This section is from the "Hand Sewing Lessons" book, by Sarah Ewell Krolik. Also available from Amazon: Hand Sewing Lessons: A Graded Course For Schools And For The Home.
A lengthwise piece of firm cotton, 2x6 inches, for practice.
Two lengthwise pieces of the same, 2x4 inches.
A button-hole is cut on the line of a thread, and curved around the front end to hold the shank of the button. The back is straight, and is held together by a bar of several threads that is covered by sewing over and over them, or by working them with button-• hole stitch. A button-hole is cut the width of the button to be used.
Button-holes are cut with button-hole scissors or with a chisel. A ticket punch is sometimes used to cut the round hole at the front. In light or medium weight cloth, this may be done with a bodkin before the button-hole is cut, and the threads clipped that are displaced around the hole.
Overcast with very fine thread, so that the surface of the button-hole will be smooth. When a coarse thread or twist is used to strengthen a button-hole, it is put through from the wrong side, at the end farthest from the edge of the garment and carried around the second and third fingers of the left hand to hold it tight while the button-hole is worked over it. A heavy thread to work the but-ton-hole over may be carried from the back to the front, fastened there with one stitch and carried back to the starting point. Using thread to stay a button-hole is called cording. Take another thread, when that in the needle is not long enough to make a complete button-hole. The stitches should be taken along the line of a thread in the cloth, to keep them even.
Double the strip of cotton lengthwise, baste, and practice button-holing on the folded edge. Cut button-holes 1 inch apart in the strips for practice, and begin at the back - that is, at the end farthest from the fold - hold up the edge to be worked between the left thumb and forefinger, draw the thread through to the edge, take a stitch and pass the thread from left to right under the point of the needle, as in Illustration 34, No. 4, and draw the needle through toward you at right angles to the button-hole, then draw the thread up evenly, so that the purl will be on the edge.

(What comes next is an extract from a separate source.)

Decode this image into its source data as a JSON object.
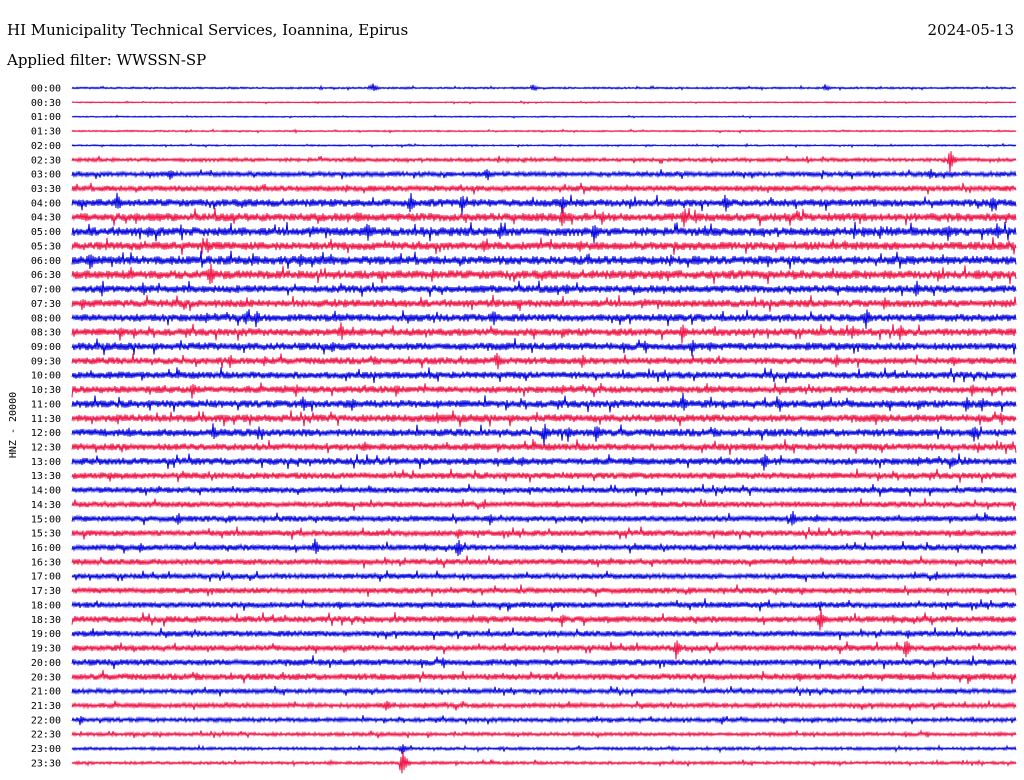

Make the stitches close on the sides, curved around the front, and make a bar across the back.
Overcast the first button-holes. Overcast and cord them when some skill is acquired.
Sewing on Buttons. Knot the ends of a double thread, and put the needle through the cloth from the upper side to hide the knot under the button. Place a large pin across the button to sew over, draw the thread down loosely until the holes are filled, bring the needle through to the right side under the button, remove the pin, wind the thread several times tightly between the button and the cloth to form a shank, return the needle to the back, and fasten the thread.
To sew on a fancy button of four holes, carry the thread from each of the three holes to one hole, making that the center of three branches.
Some buttons are made with two holes through which a round, woven cord is passed. The ends of the cord are put through an eyelet in the garment and fastened at the back, or a fold of the material is stitched over them. This is done when a long shank is required.
Turn the edges of the 2x4 inch bands, double each lengthwise, baste, and overhand.
(a) Make a 1/2 inch button-hole at one end of the first band, near the folded edge, and sew a button at the other end.
Illustration 23. Button-hole in process of making.
(b) Sew a hook on one end of the second band and an eye on the other, in button-hole stitch. (See Illustration 24.)
(c) Thread-eyes are bars made of thread and button-holed. They are used to receive hooks or buttons.
Form bars for them by taking stitches to the right and to the left of a 1/4 inch space, and cover with button-hole stitches.
(d) Eyelets are round holes worked in a garment for ornament or to receive a cord. The holes are made with a bodkin or punch, or cut with scissors.
Make two eyelets, 2 inches apart at the top of the back-stitched design of Model 10 (Backstitching, Half-Backstitching, And Felling), to hold picture cord or ribbon.
Wax a double thread for sewing buttons on garments not to be washed.
Use brass hooks and eyes for wash goods. Test them with a magnet.
If the strain comes on the side of a button-hole, make a bar at both ends. The button-hole of a band should be near the gathers, to be on a line with the strain. The thread should be the size of that in the cloth, and shorter than is used in other sewing.
As button-holes require a great deal of practice, they are taught in separate classes.